Awelani Sadiki | WWF South Africa

Awelani Sadiki



Posted on 01 June 2013
Awelani Sadiki
© WWF-SA
Water Resource Management: Emanti Management Group  

“During high school I loved geography and agriculture. These subjects opened the gates for me to enrol in Environmental Management, which today helps me to teach my community why the natural environment needs to be conserved.”

Awelani or ‘Awe’ was born the second of five children in Ha-Mashau Thondoni village, Venda, in Limpopo Province. Her interest in nature conservation was sparked when nature conservators presented to her primary school assembly on the importance of conserving indigenous trees and the natural environment. Her interest grew at high school through her enjoyment of agriculture and geography, and she began to want to encourage and educate other people in her rural community to become stewards of the environment. When Awe is not working she enjoys reading and spending time with her daughter, Hlalala. Awe is inspired by her mother, who she describes as a fighter against all odds and in possession of a ‘winning spirit’. From her mother she learned to appreciate the new experiences and adventures that life has to offer her.

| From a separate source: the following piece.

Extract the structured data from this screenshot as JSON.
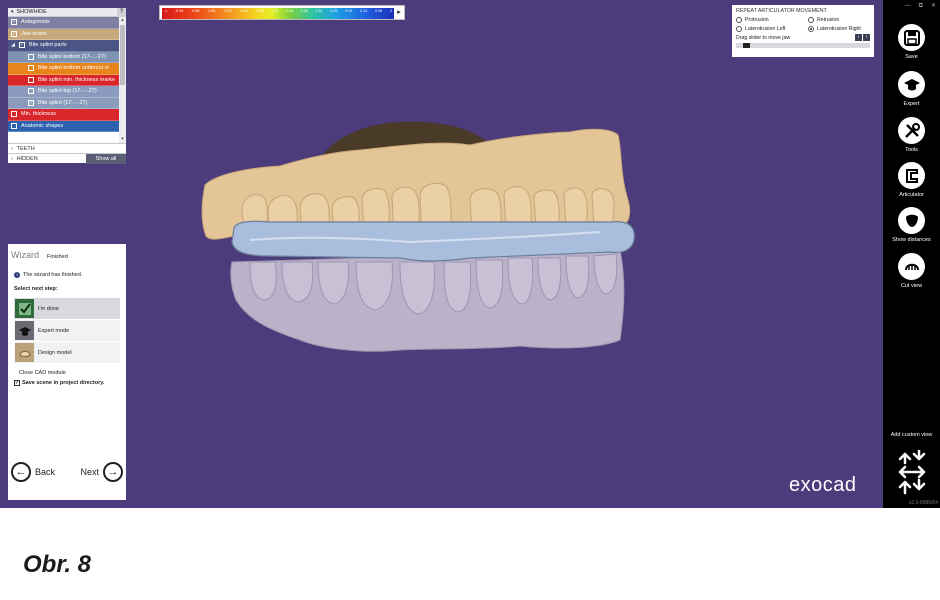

Awe decided that becoming an environmental manager would be the best means of supporting her community to become more environmentally sustainable. She completed an undergraduate degree in Environmental Management from the University of Venda and has a National Certificate (NQF Level 5) in Environmental Education from WEESA.

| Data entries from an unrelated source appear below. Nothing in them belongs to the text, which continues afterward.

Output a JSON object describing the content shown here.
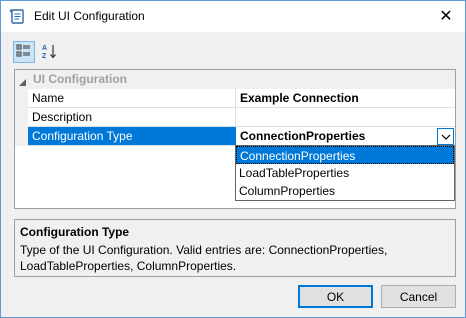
{
  "window": {
    "title": "Edit UI Configuration",
    "close_glyph": "✕"
  },
  "toolbar": {
    "categorized_icon": "categorized-view-icon",
    "alphabetical_icon": "sort-alphabetical-icon"
  },
  "grid": {
    "category": "UI Configuration",
    "rows": [
      {
        "name": "Name",
        "value": "Example Connection"
      },
      {
        "name": "Description",
        "value": ""
      },
      {
        "name": "Configuration Type",
        "value": "ConnectionProperties"
      }
    ]
  },
  "dropdown": {
    "options": [
      "ConnectionProperties",
      "LoadTableProperties",
      "ColumnProperties"
    ],
    "selected": "ConnectionProperties"
  },
  "help": {
    "title": "Configuration Type",
    "text": "Type of the UI Configuration. Valid entries are: ConnectionProperties, LoadTableProperties, ColumnProperties."
  },
  "buttons": {
    "ok": "OK",
    "cancel": "Cancel"
  },
  "colors": {
    "accent": "#0078d7",
    "border": "#a0a0a0",
    "background": "#f0f0f0"
  }
}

Through the Groen Sebenza internship programme, Awe has been placed at Emanti Management in Stellenbosch in the Western Cape. She currently assists the company with the use and implementation of sector tools, e.g. the Water Research Commission (WRC) water safety plan tool for the Western Cape and the Waste Water Risk Abatement tool (WWRAP) for KwaZulu-Natal and the Northern Cape. She is also involved in a new WRC project that aims to develop Emergency Response Plans for small community water systems in KwaZulu-Natal and the Northern Cape. She has enjoyed learning about the processes and procedures involved in water treatment plants.

Awe likes to be challenged by her work, and aims to be part of the solution by bringing her own life experiences and the perspectives that they have given her to her daily work. She hopes one day to work for any challenging environmental organisation as an environmental inspector and her dream is to have her own company that conducts environmental inspections for Environmental Impact Assessments.